Nexon, NCsoft, a lot of the game companies that were early pioneers were way ahead in their thinking. That got me very interested. I tried to buy Nexon at that time. Jay turned me down. Invited me to come over and worked for him. I turned him down.
GamesBeat: You don’t want to tell us the price, by any chance?
Mahoney: No, I don’t. You would throw me out of the room, as a businessperson. Later on I tried to buy Nexon again and Jay invited me over again. Late in my time at EA, around 2009, we tried again, and he said, “Thanks but no thanks,” and invited me over. By the fourth time I lost, or won, or whatever the case may be, but I came over to Nexon. All along what impressed me about Nexon was the very forward thinking about online specifically.
Mahoney: We come at it from a very particular angle, which to game-makers and a lot of the people in this room would seem very obvious. But to a lot of the games industry, particularly recently—unfortunately a lot of the games industry, in our opinion, doesn’t think this way. But the core principle is that games are very much an art form. If you want to build a game company that’s sustainable over time and that grows over time, you have to build great game art.
The core factor that you judge a game on is whether it’s fun or not. It’s that simple. Like all art, you sort of know it when you see it. You think about the game when you’re not playing it. You want to play the game again. You enjoy talking about it with friends, like all great art. But unlike other game art, particularly online games, it’s the one art form where you write your own story.
Other art, like books and music and movies and so on, they will tell you a story and you sit and watch what some screenwriter and director have given you.
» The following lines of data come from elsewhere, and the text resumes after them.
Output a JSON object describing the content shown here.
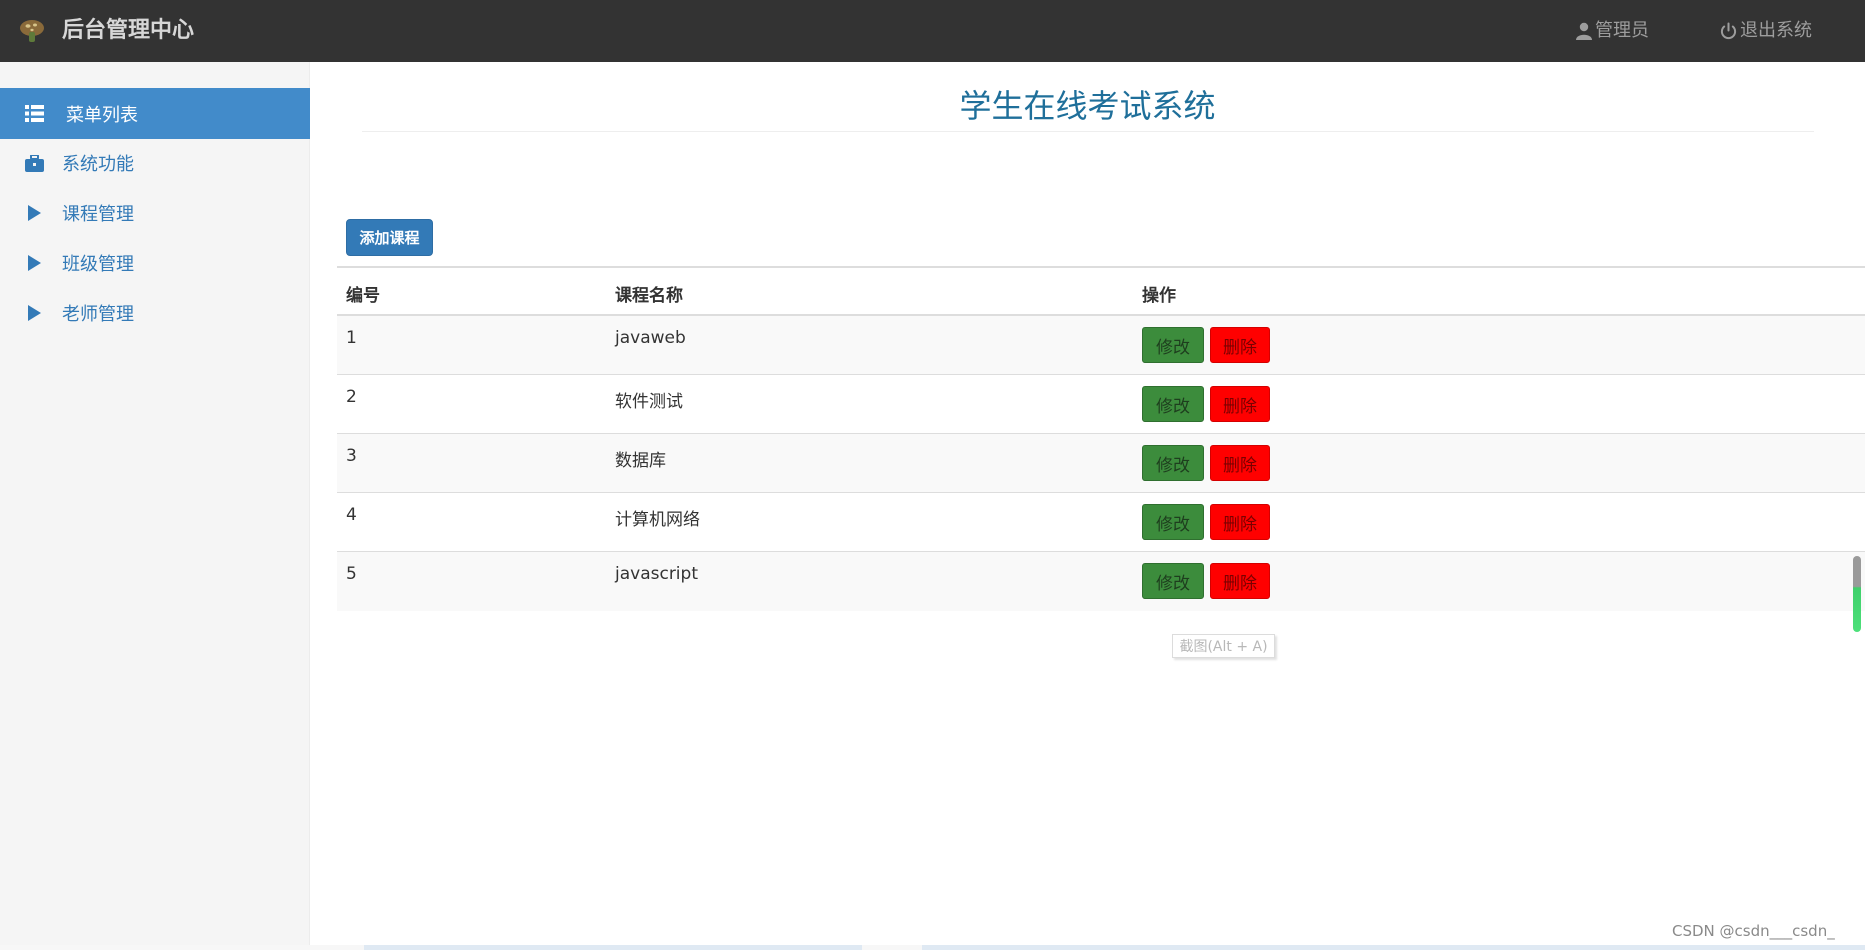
{
  "header": {
    "brand": "后台管理中心",
    "admin_label": "管理员",
    "logout_label": "退出系统"
  },
  "sidebar": {
    "menu_title": "菜单列表",
    "items": [
      {
        "label": "系统功能",
        "icon": "briefcase-icon"
      },
      {
        "label": "课程管理",
        "icon": "triangle-right-icon"
      },
      {
        "label": "班级管理",
        "icon": "triangle-right-icon"
      },
      {
        "label": "老师管理",
        "icon": "triangle-right-icon"
      }
    ]
  },
  "main": {
    "title": "学生在线考试系统",
    "add_button": "添加课程",
    "table": {
      "headers": [
        "编号",
        "课程名称",
        "操作"
      ],
      "rows": [
        {
          "id": "1",
          "name": "javaweb"
        },
        {
          "id": "2",
          "name": "软件测试"
        },
        {
          "id": "3",
          "name": "数据库"
        },
        {
          "id": "4",
          "name": "计算机网络"
        },
        {
          "id": "5",
          "name": "javascript"
        }
      ],
      "edit_label": "修改",
      "delete_label": "删除"
    }
  },
  "tooltip": "截图(Alt + A)",
  "watermark": "CSDN @csdn___csdn_",
  "colors": {
    "topbar": "#333333",
    "sidebar_active": "#428bca",
    "link": "#337ab7",
    "edit": "#3c8c3c",
    "delete": "#ff0000"
  }
}
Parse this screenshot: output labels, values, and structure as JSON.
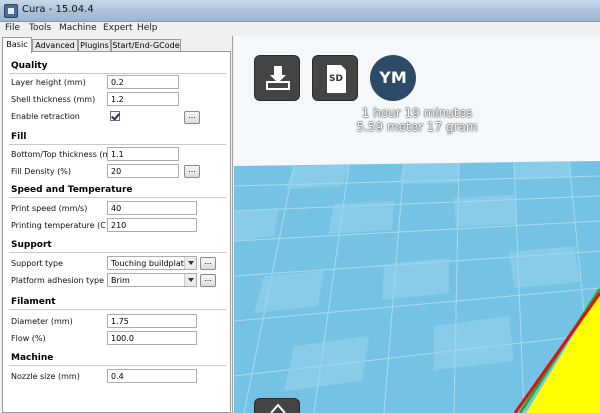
{
  "window": {
    "title": "Cura - 15.04.4"
  },
  "menu": [
    "File",
    "Tools",
    "Machine",
    "Expert",
    "Help"
  ],
  "tabs": [
    "Basic",
    "Advanced",
    "Plugins",
    "Start/End-GCode"
  ],
  "sections": {
    "quality": {
      "title": "Quality",
      "layer_height": {
        "label": "Layer height (mm)",
        "value": "0.2"
      },
      "shell_thickness": {
        "label": "Shell thickness (mm)",
        "value": "1.2"
      },
      "retraction": {
        "label": "Enable retraction",
        "checked": true,
        "button": "..."
      }
    },
    "fill": {
      "title": "Fill",
      "bottom_top": {
        "label": "Bottom/Top thickness (mm)",
        "value": "1.1"
      },
      "density": {
        "label": "Fill Density (%)",
        "value": "20",
        "button": "..."
      }
    },
    "speed": {
      "title": "Speed and Temperature",
      "print_speed": {
        "label": "Print speed (mm/s)",
        "value": "40"
      },
      "temperature": {
        "label": "Printing temperature (C)",
        "value": "210"
      }
    },
    "support": {
      "title": "Support",
      "type": {
        "label": "Support type",
        "value": "Touching buildplate",
        "button": "..."
      },
      "adhesion": {
        "label": "Platform adhesion type",
        "value": "Brim",
        "button": "..."
      }
    },
    "filament": {
      "title": "Filament",
      "diameter": {
        "label": "Diameter (mm)",
        "value": "1.75"
      },
      "flow": {
        "label": "Flow (%)",
        "value": "100.0"
      }
    },
    "machine": {
      "title": "Machine",
      "nozzle": {
        "label": "Nozzle size (mm)",
        "value": "0.4"
      }
    }
  },
  "viewport": {
    "sd_label": "SD",
    "ym_label": "YM",
    "print_time": "1 hour 19 minutes",
    "print_material": "5.59 meter 17 gram",
    "colors": {
      "bed_light": "#9fd7ef",
      "bed_dark": "#6cc0e2",
      "object": "#ffff00",
      "edge_green": "#22aa22",
      "edge_red": "#e01010"
    }
  }
}
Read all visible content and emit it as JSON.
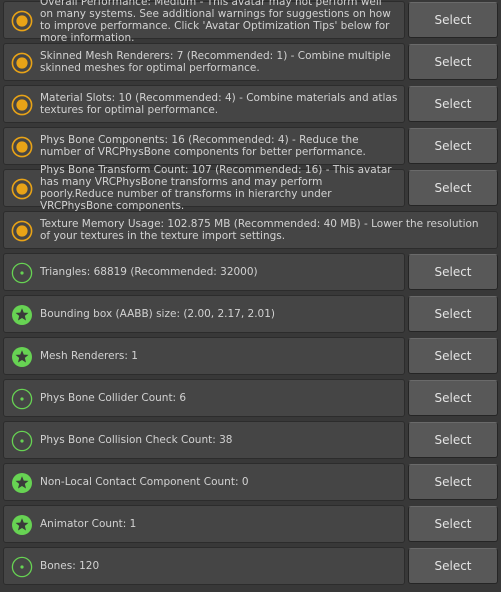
{
  "colors": {
    "warning": "#e8a317",
    "good": "#67d353",
    "panel": "#454545",
    "button": "#585858"
  },
  "items": [
    {
      "icon": "warning-ring-icon",
      "text": "Overall Performance: Medium - This avatar may not perform well on many systems. See additional warnings for suggestions on how to improve performance. Click 'Avatar Optimization Tips' below for more information.",
      "button": "Select"
    },
    {
      "icon": "warning-ring-icon",
      "text": "Skinned Mesh Renderers: 7 (Recommended: 1) - Combine multiple skinned meshes for optimal performance.",
      "button": "Select"
    },
    {
      "icon": "warning-ring-icon",
      "text": "Material Slots: 10 (Recommended: 4) - Combine materials and atlas textures for optimal performance.",
      "button": "Select"
    },
    {
      "icon": "warning-ring-icon",
      "text": "Phys Bone Components: 16 (Recommended: 4) - Reduce the number of VRCPhysBone components for better performance.",
      "button": "Select"
    },
    {
      "icon": "warning-ring-icon",
      "text": "Phys Bone Transform Count: 107 (Recommended: 16) - This avatar has many VRCPhysBone transforms and may perform poorly.Reduce number of transforms in hierarchy under VRCPhysBone components.",
      "button": "Select"
    },
    {
      "icon": "warning-ring-icon",
      "text": "Texture Memory Usage: 102.875 MB (Recommended: 40 MB) - Lower the resolution of your textures in the texture import settings.",
      "button": null
    },
    {
      "icon": "good-ring-icon",
      "text": "Triangles: 68819 (Recommended: 32000)",
      "button": "Select"
    },
    {
      "icon": "excellent-star-icon",
      "text": "Bounding box (AABB) size: (2.00, 2.17, 2.01)",
      "button": "Select"
    },
    {
      "icon": "excellent-star-icon",
      "text": "Mesh Renderers: 1",
      "button": "Select"
    },
    {
      "icon": "good-ring-icon",
      "text": "Phys Bone Collider Count: 6",
      "button": "Select"
    },
    {
      "icon": "good-ring-icon",
      "text": "Phys Bone Collision Check Count: 38",
      "button": "Select"
    },
    {
      "icon": "excellent-star-icon",
      "text": "Non-Local Contact Component Count: 0",
      "button": "Select"
    },
    {
      "icon": "excellent-star-icon",
      "text": "Animator Count: 1",
      "button": "Select"
    },
    {
      "icon": "good-ring-icon",
      "text": "Bones: 120",
      "button": "Select"
    }
  ]
}
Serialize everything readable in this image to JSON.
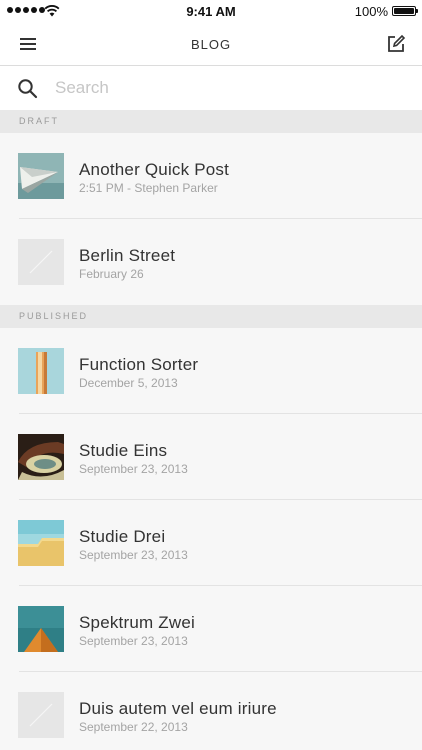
{
  "status_bar": {
    "time": "9:41 AM",
    "battery": "100%"
  },
  "nav": {
    "title": "BLOG",
    "menu_icon": "hamburger-menu-icon",
    "compose_icon": "compose-icon"
  },
  "search": {
    "placeholder": "Search",
    "value": "",
    "icon": "search-icon"
  },
  "sections": [
    {
      "label": "DRAFT",
      "posts": [
        {
          "title": "Another Quick Post",
          "meta": "2:51 PM - Stephen Parker",
          "thumb": "paper-plane-architecture"
        },
        {
          "title": "Berlin Street",
          "meta": "February 26",
          "thumb": "placeholder"
        }
      ]
    },
    {
      "label": "PUBLISHED",
      "posts": [
        {
          "title": "Function Sorter",
          "meta": "December 5, 2013",
          "thumb": "orange-tower"
        },
        {
          "title": "Studie Eins",
          "meta": "September 23, 2013",
          "thumb": "spiral-balcony"
        },
        {
          "title": "Studie Drei",
          "meta": "September 23, 2013",
          "thumb": "yellow-wall-sky"
        },
        {
          "title": "Spektrum Zwei",
          "meta": "September 23, 2013",
          "thumb": "orange-pyramid"
        },
        {
          "title": "Duis autem vel eum iriure",
          "meta": "September 22, 2013",
          "thumb": "placeholder"
        }
      ]
    }
  ],
  "colors": {
    "background": "#f7f7f7",
    "section_header": "#e8e8e8",
    "title_text": "#333333",
    "meta_text": "#a4a4a4"
  }
}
In games, particularly online games, on PC and mobile, any other platform, the game emerges from the gameplay between the players. Those are the games we like.
Some people think of us as a free-to-play game company. We invented free-to-play in Korea many years ago. But we think of ourselves as an online game company. We like the fact that great games emerge from that. When we think about our forward plan, with that as context, we think that the most important thing is that we create great games.
Again, that seems blindingly obvious. Unfortunately we don’t meet a lot of companies that talk about it in the way we think about it. That’s number one. The other thing about online games is, it’s actually really hard to do live game operations and live game development. Building a game so it builds up over time. The technical aspects of running a client-server system that can support gameplay, particularly in an MMORPG or a sophisticated game, is actually very hard to do. And so that’s an expertise we’ve been able to build up.
The other aspect is live game development. If you want to build a game that, like many of our games, has gotten bigger and bigger over a period of more than a decade, you have to invest a lot in live game development, putting new things into the game. Many companies have not realized this, which is why their games tend to blow up quickly and then go down.
A lot of what we’ve been doing in the last year and a half since the new management team took over is to sort of sweep out the brush that had developed and then go back to that core. That’s a very strong core. It’s proven itself over and over again. The companies that we respect around the games industry, in Asia and in the west, tend to have that same orientation, and they’ve been able as a result to build up their companies in a very healthy way over time.
GamesBeat: I love the fact that you think of yourself a story platform versus a storyteller, what all the other media are.
Mahoney: That’s the best part of the games business. It’s what I love about the art form.